4.6.4 Constructing SLR-Parsing Tables

The SLR method for constructing parsing tables is a good starting point for studying LR parsing. We shall refer to the parsing table constructed by this method as an SLR table, and to an LR parser using an SLR-parsing table as an SLR parser. The other two methods augment the SLR method with lookahead information.

The SLR method begins with LR(0) items and LR(0) automata, introduced in Section 4.5. That is, given a grammar, G, we augment G to produce G', with a new start symbol S'. From G', we construct C, the canonical collection of sets of items for G' together with the GOTO function.

Figure 4.38: Moves of an LR parser on id * id + id

The ACTION and GOTO entries in the parsing table are then constructed using the following algorithm. It requires us to know FOLLOW(A) for each nonterminal A of a grammar (see Section 4.4).

Algorithm 4.46: Constructing an SLR-parsing table.

INPUT: An augmented grammar G' .

OUTPUT: The SLR-parsing table functions ACTION and GOTO for G'.

METHOD:

Construct C {I0, I1,..., In}, the collection of sets of LR(0) items for G'.

State i is constructed from Ii . The parsing actions for state i are determined as follows:

If [A -> α@aβ] is in Ii and GOTO(Ii, a) = Ij , then set ACTION[i, a] to "shift j". Here a must be a terminal.

If [A -> a@] is in Ii, then set ACTION[i, a] to "reduce A -> a" for all a in FOLLOW(A); here A may not be S'.

If [S' -> S@] is in Ii, then set ACTION[i, $] to "accept".

If any conflicting actions result from the above rules, we say the grammar is not SLR(1). The algorithm fails to produce a parser in this case.

The goto transitions for state i are constructed for all nonterminals A using the rule: If GOTO(Ii, A) = Ij , then GOTo[i, A] = j.

All entries not defined by rules (2) and (3) are made "error".

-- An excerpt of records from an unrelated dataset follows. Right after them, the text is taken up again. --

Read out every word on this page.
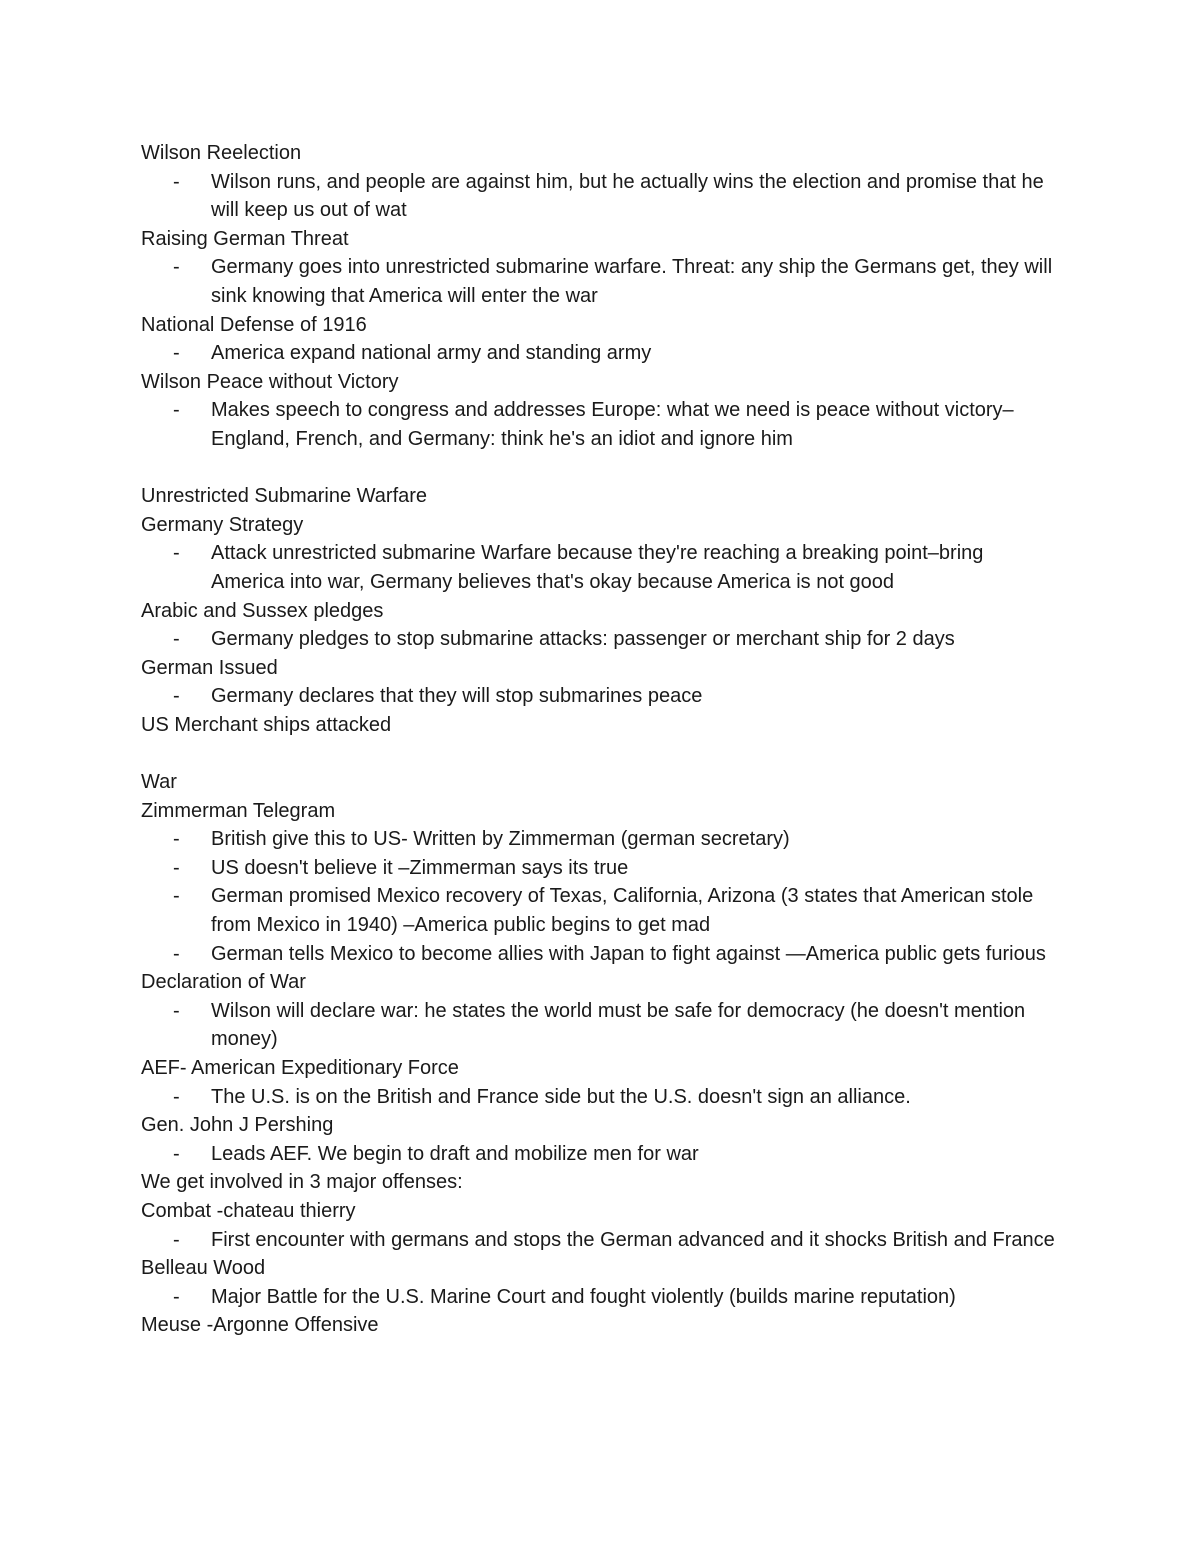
Wilson Reelection
- Wilson runs, and people are against him, but he actually wins the election and promise that he will keep us out of wat
Raising German Threat
- Germany goes into unrestricted submarine warfare. Threat: any ship the Germans get, they will sink knowing that America will enter the war
National Defense of 1916
- America expand national army and standing army
Wilson Peace without Victory
- Makes speech to congress and addresses Europe: what we need is peace without victory– England, French, and Germany: think he's an idiot and ignore him
Unrestricted Submarine Warfare
Germany Strategy
- Attack unrestricted submarine Warfare because they're reaching a breaking point–bring America into war, Germany believes that's okay because America is not good
Arabic and Sussex pledges
- Germany pledges to stop submarine attacks: passenger or merchant ship for 2 days
German Issued
- Germany declares that they will stop submarines peace
US Merchant ships attacked
War
Zimmerman Telegram
- British give this to US- Written by Zimmerman (german secretary)
- US doesn't believe it –Zimmerman says its true
- German promised Mexico recovery of Texas, California, Arizona (3 states that American stole from Mexico in 1940) –America public begins to get mad
- German tells Mexico to become allies with Japan to fight against —America public gets furious
Declaration of War
- Wilson will declare war: he states the world must be safe for democracy (he doesn't mention money)
AEF- American Expeditionary Force
- The U.S. is on the British and France side but the U.S. doesn't sign an alliance.
Gen. John J Pershing
- Leads AEF. We begin to draft and mobilize men for war
We get involved in 3 major offenses:
Combat -chateau thierry
- First encounter with germans and stops the German advanced and it shocks British and France
Belleau Wood
- Major Battle for the U.S. Marine Court and fought violently (builds marine reputation)
Meuse -Argonne Offensive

The initial state of the parser is the one constructed from the set of items containing [S' -> @S]. □

The parsing table consisting of the ACTION and GOTO functions determined by Algorithm 4.46 is called the SLR(1) table for G. An LR parser using the SLR(1) table for G is called the SLR (1) parser for G, and a grammar having an SLR (1) parsing table is said to be SLR(1). We usually omit the "(1)" after the "SLR", since we shall not deal here with parsers having more than one symbol of lookahead.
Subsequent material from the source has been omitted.